My pumpkin has grown so much! This is the first time I've grown a pumpkin in my garden. It takes a LOT of water, but seeing it grow is oh so satisfying! It's got me thinking about the activities I used to do with my kindergarteners with pumpkins.
"Measuring the girth" by 1lenore is licensed under CC BY 2.0.
1. Measure them!
I used to set up “stations” with pumpkins around the classroom with various size pumpkins and measuring tape. Students rotate to the different pumpkins in small groups or on their own to measure and record them.
"appropriately sized pumpkins" by 1lenore is licensed under CC BY 2.0.
2. Graph them!
I had students share their measurements with the class on a poster. (I labeled the pumpkins at each station to refer to on the poster. I put the poster where they could reach and write their measurements under each pumpkin label on their own.
You could also simply have the kids physically put them in order from smallest to largest.
3. Count the seeds!
My class chose the biggest pumpkin for this activity. I recorded their guesses of how many seeds they thought would be in the pumpkin on the board. Then, they counted handfuls of the seeds using ten-frames. We collectively calculated the total by counting the ten frames.
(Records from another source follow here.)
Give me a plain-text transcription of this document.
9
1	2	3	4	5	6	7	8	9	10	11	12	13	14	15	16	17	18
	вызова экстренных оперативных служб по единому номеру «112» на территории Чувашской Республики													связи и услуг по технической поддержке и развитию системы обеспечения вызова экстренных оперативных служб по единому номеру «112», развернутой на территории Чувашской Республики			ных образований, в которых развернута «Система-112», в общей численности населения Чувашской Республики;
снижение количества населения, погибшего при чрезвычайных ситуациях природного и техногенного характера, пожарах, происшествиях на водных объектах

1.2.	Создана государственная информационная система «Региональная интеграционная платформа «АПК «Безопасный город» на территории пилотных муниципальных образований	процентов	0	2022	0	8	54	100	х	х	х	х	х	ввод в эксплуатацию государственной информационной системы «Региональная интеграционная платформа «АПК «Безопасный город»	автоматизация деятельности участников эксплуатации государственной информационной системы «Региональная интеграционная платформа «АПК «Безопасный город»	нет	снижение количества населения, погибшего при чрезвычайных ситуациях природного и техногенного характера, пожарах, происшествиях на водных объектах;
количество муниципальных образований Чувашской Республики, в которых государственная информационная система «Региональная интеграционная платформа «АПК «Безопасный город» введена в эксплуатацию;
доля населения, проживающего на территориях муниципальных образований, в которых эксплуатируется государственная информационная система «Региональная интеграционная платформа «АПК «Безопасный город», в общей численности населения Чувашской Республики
Every time we surpassed a guess, I erased it from the board to see if we came close to the exact total.
4. Make seed art!
We saved some of our seeds to make art. My students were in a "mandala" phase, but you could make a picture of anything with the seeds using white glue and construction paper. (Just make sure you've set them out to dry for at least a day!)
5. Plant them!
We planted some of our seeds in a big container. Of course, we had to compost the seedlings because it's too late in the year to grow pumpkins from seed, but the investigation was fun! They learned that these seeds have a "pointy" end where the sprout comes from. They loved checking and watering them every day. It was like an easy class pet!
6. Make geometry art!
This one may not have been with the pumpkins themselves, but it's a must. The kids love this activity, and it's a simple way to incorporate math into a Halloween-themed craft. I had my kids record how many of each shape they used on a little record sheet taped to the back.